🤖 AI Summary
Contemporary large language models (LLMs) exhibit pervasive Western-centric biases, substantially undermining their effectiveness in non-Western cultural contexts.
Method: This paper introduces the concept of “metacultural competence”—the capacity of LLMs to dynamically adapt, reflect upon, and negotiate unfamiliar cultural situations, moving beyond static representations of cultural knowledge. Leveraging thought experiments and an enhanced version of the Octopus cross-cultural evaluation framework, the study integrates cultural theory, AI interpretability, and multi-dimensional assessment methodologies to systematically articulate a theoretical definition, design principles, and initial evaluation pathways for this competence.

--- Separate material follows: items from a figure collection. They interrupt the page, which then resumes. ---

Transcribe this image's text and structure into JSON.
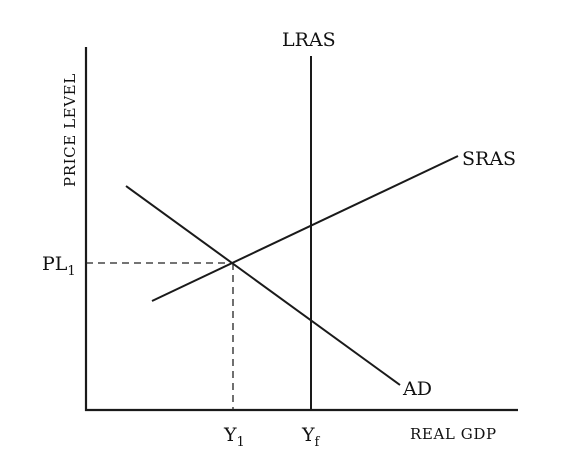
{
  "axes": {
    "y_label": "PRICE LEVEL",
    "x_label": "REAL GDP"
  },
  "curves": {
    "lras": "LRAS",
    "sras": "SRAS",
    "ad": "AD"
  },
  "markers": {
    "price_level": {
      "base": "PL",
      "sub": "1"
    },
    "output_1": {
      "base": "Y",
      "sub": "1"
    },
    "output_f": {
      "base": "Y",
      "sub": "f"
    }
  }
}
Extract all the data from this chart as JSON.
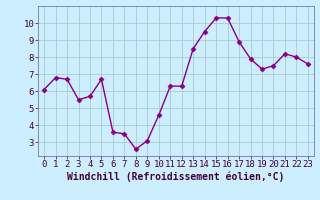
{
  "x": [
    0,
    1,
    2,
    3,
    4,
    5,
    6,
    7,
    8,
    9,
    10,
    11,
    12,
    13,
    14,
    15,
    16,
    17,
    18,
    19,
    20,
    21,
    22,
    23
  ],
  "y": [
    6.1,
    6.8,
    6.7,
    5.5,
    5.7,
    6.7,
    3.6,
    3.5,
    2.6,
    3.1,
    4.6,
    6.3,
    6.3,
    8.5,
    9.5,
    10.3,
    10.3,
    8.9,
    7.9,
    7.3,
    7.5,
    8.2,
    8.0,
    7.6
  ],
  "xlabel": "Windchill (Refroidissement éolien,°C)",
  "xlim": [
    -0.5,
    23.5
  ],
  "ylim": [
    2.2,
    11.0
  ],
  "yticks": [
    3,
    4,
    5,
    6,
    7,
    8,
    9,
    10
  ],
  "xticks": [
    0,
    1,
    2,
    3,
    4,
    5,
    6,
    7,
    8,
    9,
    10,
    11,
    12,
    13,
    14,
    15,
    16,
    17,
    18,
    19,
    20,
    21,
    22,
    23
  ],
  "line_color": "#880088",
  "marker": "D",
  "marker_size": 2.5,
  "bg_color": "#cceeff",
  "grid_color": "#aacccc",
  "tick_label_fontsize": 6.5,
  "xlabel_fontsize": 7,
  "line_width": 1.0
}
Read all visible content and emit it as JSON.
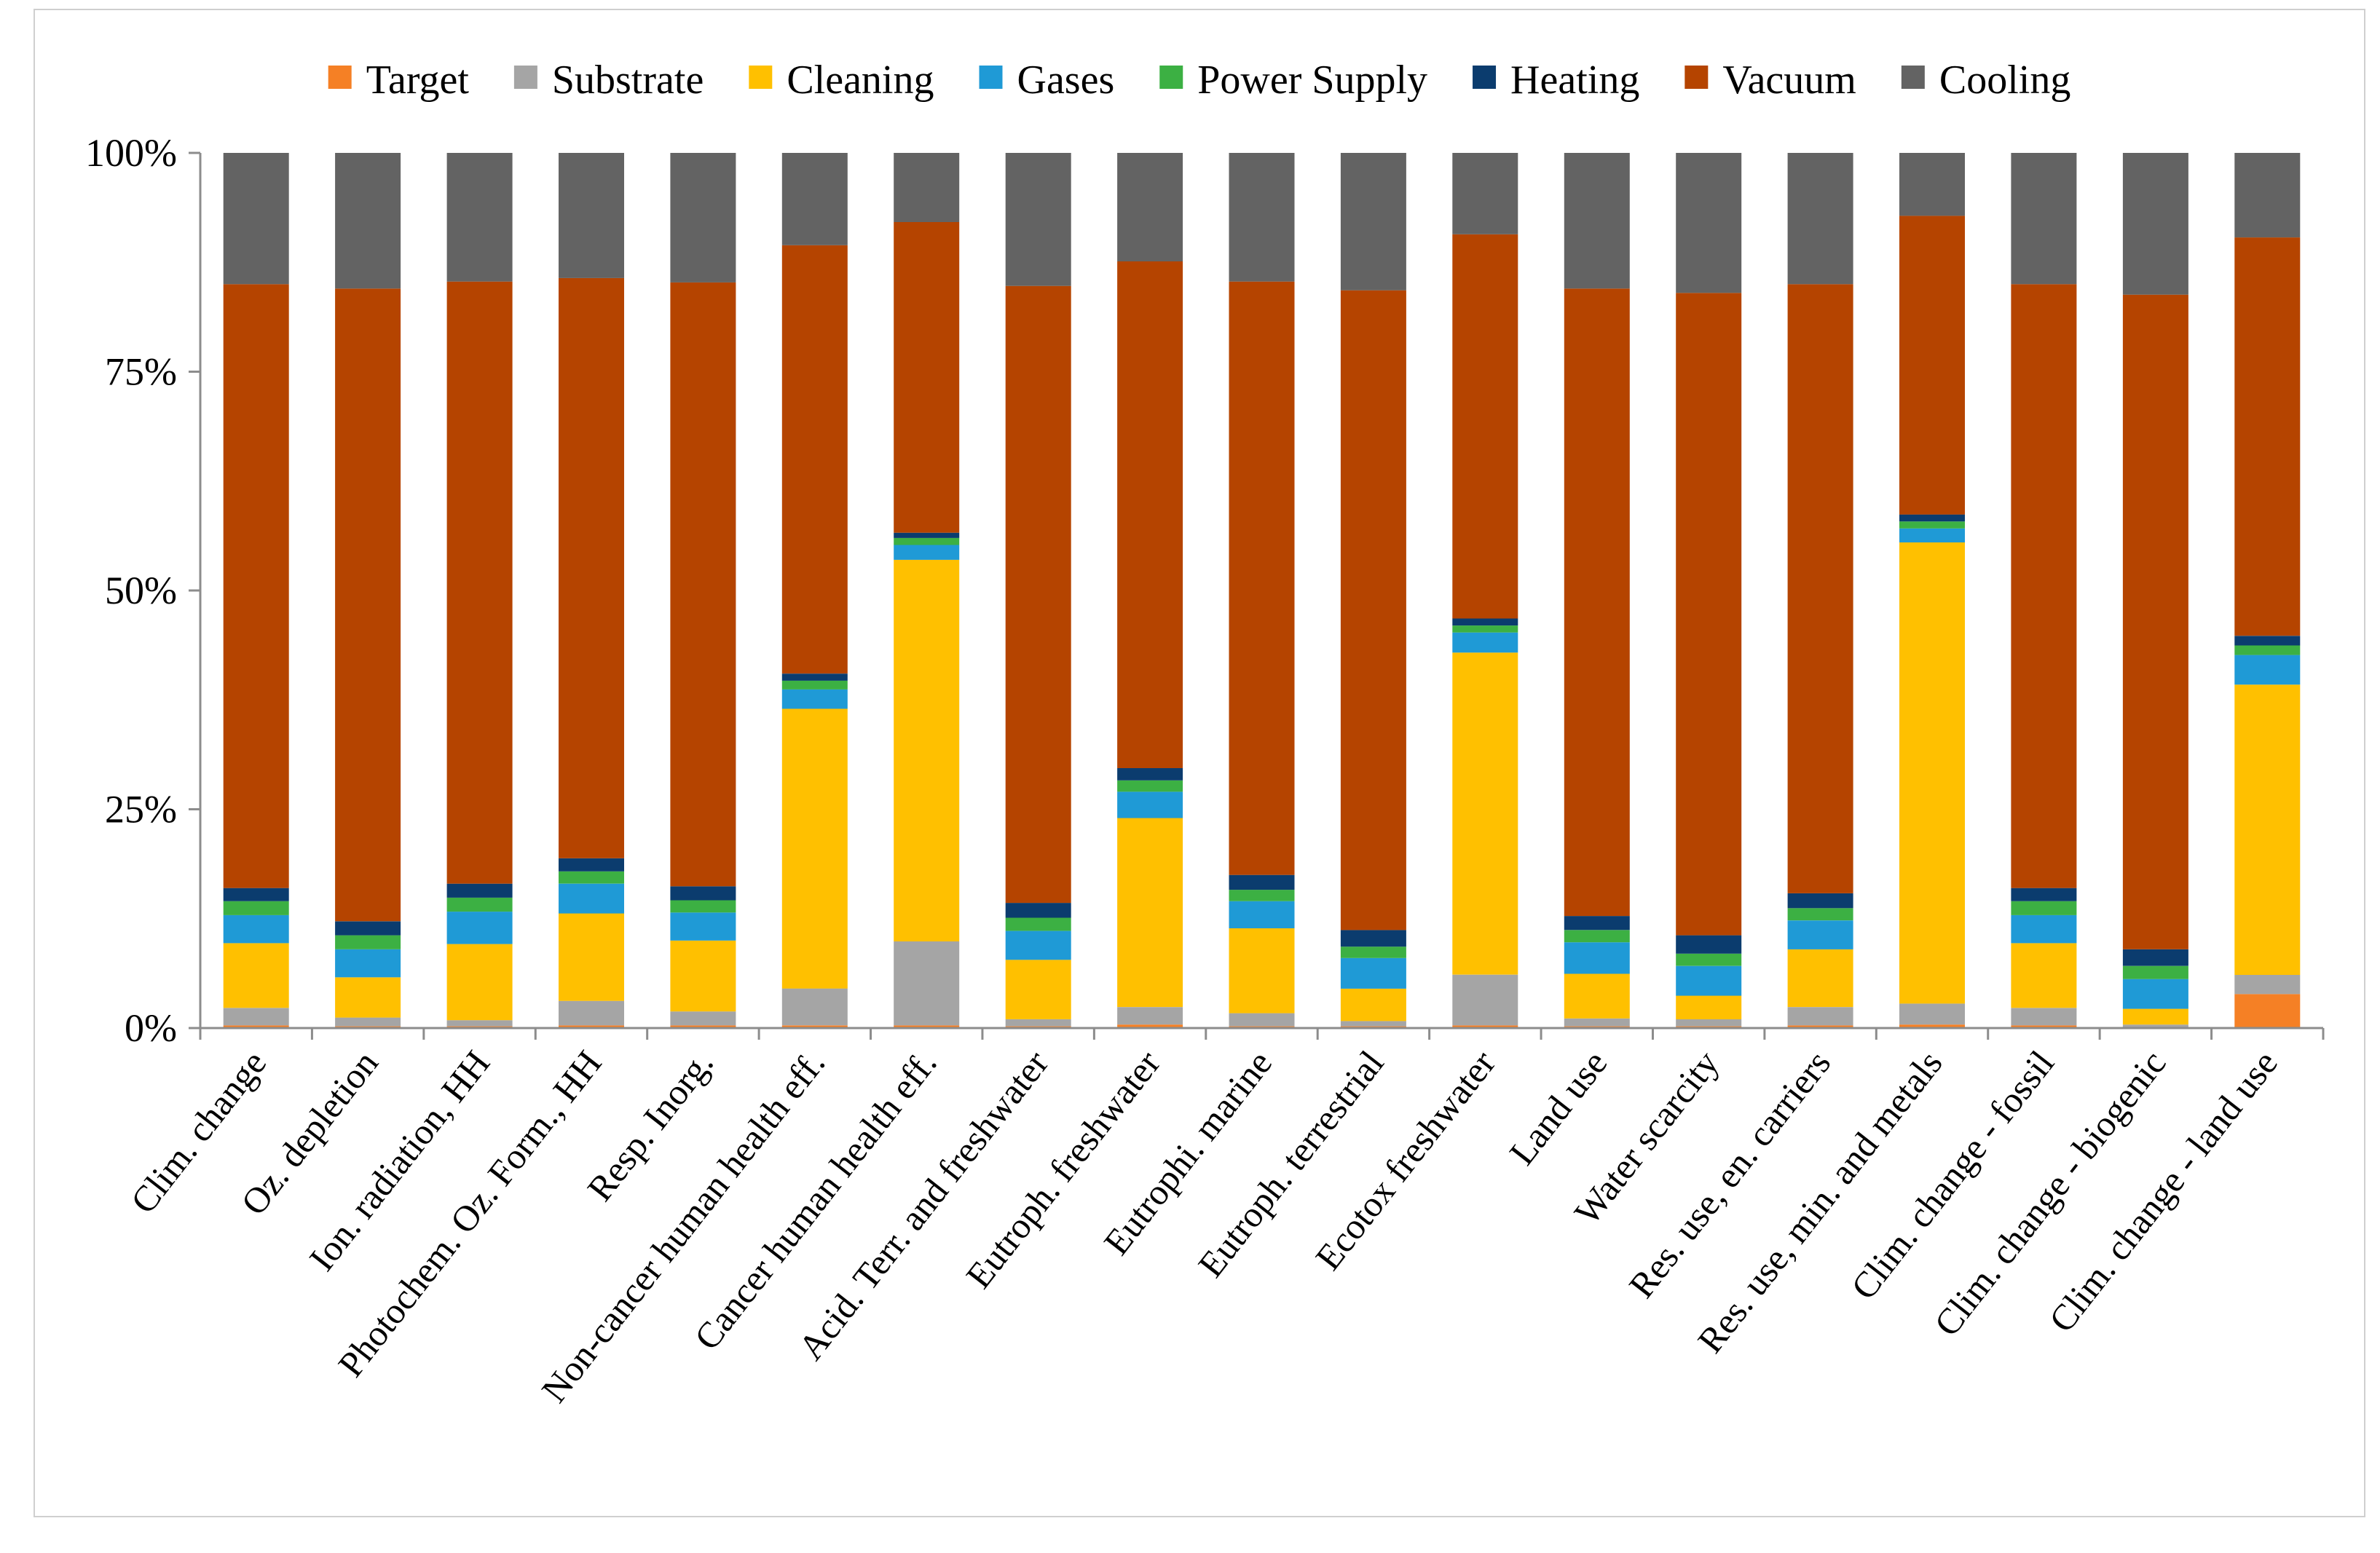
{
  "chart_data": {
    "type": "bar",
    "stacked": true,
    "normalized": true,
    "title": "",
    "xlabel": "",
    "ylabel": "",
    "ylim": [
      0,
      100
    ],
    "yticks": [
      0,
      25,
      50,
      75,
      100
    ],
    "ytick_labels": [
      "0%",
      "25%",
      "50%",
      "75%",
      "100%"
    ],
    "grid": false,
    "legend_position": "top",
    "categories": [
      "Clim. change",
      "Oz. depletion",
      "Ion. radiation, HH",
      "Photochem. Oz. Form., HH",
      "Resp. Inorg.",
      "Non-cancer human health eff.",
      "Cancer human health eff.",
      "Acid. Terr. and freshwater",
      "Eutroph. freshwater",
      "Eutrophi. marine",
      "Eutroph. terrestrial",
      "Ecotox freshwater",
      "Land use",
      "Water scarcity",
      "Res. use, en. carriers",
      "Res. use, min. and metals",
      "Clim. change - fossil",
      "Clim. change - biogenic",
      "Clim. change - land use"
    ],
    "series": [
      {
        "name": "Target",
        "color": "#f58025",
        "values": [
          0.3,
          0.2,
          0.2,
          0.3,
          0.3,
          0.3,
          0.3,
          0.2,
          0.4,
          0.2,
          0.2,
          0.3,
          0.2,
          0.2,
          0.3,
          0.4,
          0.3,
          0.1,
          3.9
        ]
      },
      {
        "name": "Substrate",
        "color": "#a5a5a5",
        "values": [
          2.0,
          1.0,
          0.7,
          2.8,
          1.6,
          4.2,
          9.6,
          0.8,
          2.0,
          1.5,
          0.6,
          5.8,
          0.9,
          0.8,
          2.1,
          2.4,
          2.0,
          0.3,
          2.2
        ]
      },
      {
        "name": "Cleaning",
        "color": "#ffc000",
        "values": [
          7.4,
          4.6,
          8.7,
          10.0,
          8.1,
          31.8,
          43.6,
          6.8,
          21.6,
          9.7,
          3.7,
          36.8,
          5.1,
          2.7,
          6.6,
          52.8,
          7.4,
          1.8,
          33.3
        ]
      },
      {
        "name": "Gases",
        "color": "#1f9ad6",
        "values": [
          3.2,
          3.2,
          3.7,
          3.4,
          3.2,
          2.2,
          1.7,
          3.3,
          3.0,
          3.1,
          3.5,
          2.3,
          3.6,
          3.4,
          3.3,
          1.6,
          3.2,
          3.4,
          3.4
        ]
      },
      {
        "name": "Power Supply",
        "color": "#3cb043",
        "values": [
          1.6,
          1.6,
          1.6,
          1.4,
          1.4,
          1.0,
          0.8,
          1.5,
          1.3,
          1.3,
          1.3,
          0.8,
          1.4,
          1.4,
          1.4,
          0.8,
          1.6,
          1.5,
          1.1
        ]
      },
      {
        "name": "Heating",
        "color": "#0b3c6e",
        "values": [
          1.5,
          1.6,
          1.6,
          1.5,
          1.6,
          0.8,
          0.6,
          1.7,
          1.4,
          1.7,
          1.9,
          0.8,
          1.6,
          2.1,
          1.7,
          0.8,
          1.5,
          1.9,
          1.1
        ]
      },
      {
        "name": "Vacuum",
        "color": "#b54400",
        "values": [
          69.0,
          72.3,
          68.8,
          66.3,
          69.0,
          48.7,
          35.5,
          70.5,
          57.9,
          67.8,
          73.1,
          43.9,
          71.7,
          73.4,
          69.6,
          34.2,
          69.0,
          74.8,
          45.7
        ]
      },
      {
        "name": "Cooling",
        "color": "#636363",
        "values": [
          15.0,
          15.5,
          14.7,
          14.3,
          14.8,
          10.5,
          7.9,
          15.2,
          12.4,
          14.7,
          15.7,
          9.3,
          15.5,
          16.0,
          15.0,
          7.2,
          15.0,
          16.2,
          9.7
        ]
      }
    ]
  }
}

Contribution: The work establishes the first paradigm for evaluating and advancing LLM cultural adaptivity, providing both a foundational theoretical framework and actionable guidelines for developing globally equitable, culturally adaptive AI systems.
📝 Abstract
Numerous recent studies have shown that Large Language Models (LLMs) are biased towards a Western and Anglo-centric worldview, which compromises their usefulness in non-Western cultural settings. However,"culture"is a complex, multifaceted topic, and its awareness, representation, and modeling in LLMs and LLM-based applications can be defined and measured in numerous ways. In this position paper, we ask what does it mean for an LLM to possess"cultural awareness", and through a thought experiment, which is an extension of the Octopus test proposed by Bender and Koller (2020), we argue that it is not cultural awareness or knowledge, rather meta-cultural competence, which is required of an LLM and LLM-based AI system that will make it useful across various, including completely unseen, cultures. We lay out the principles of meta-cultural competence AI systems, and discuss ways to measure and model those.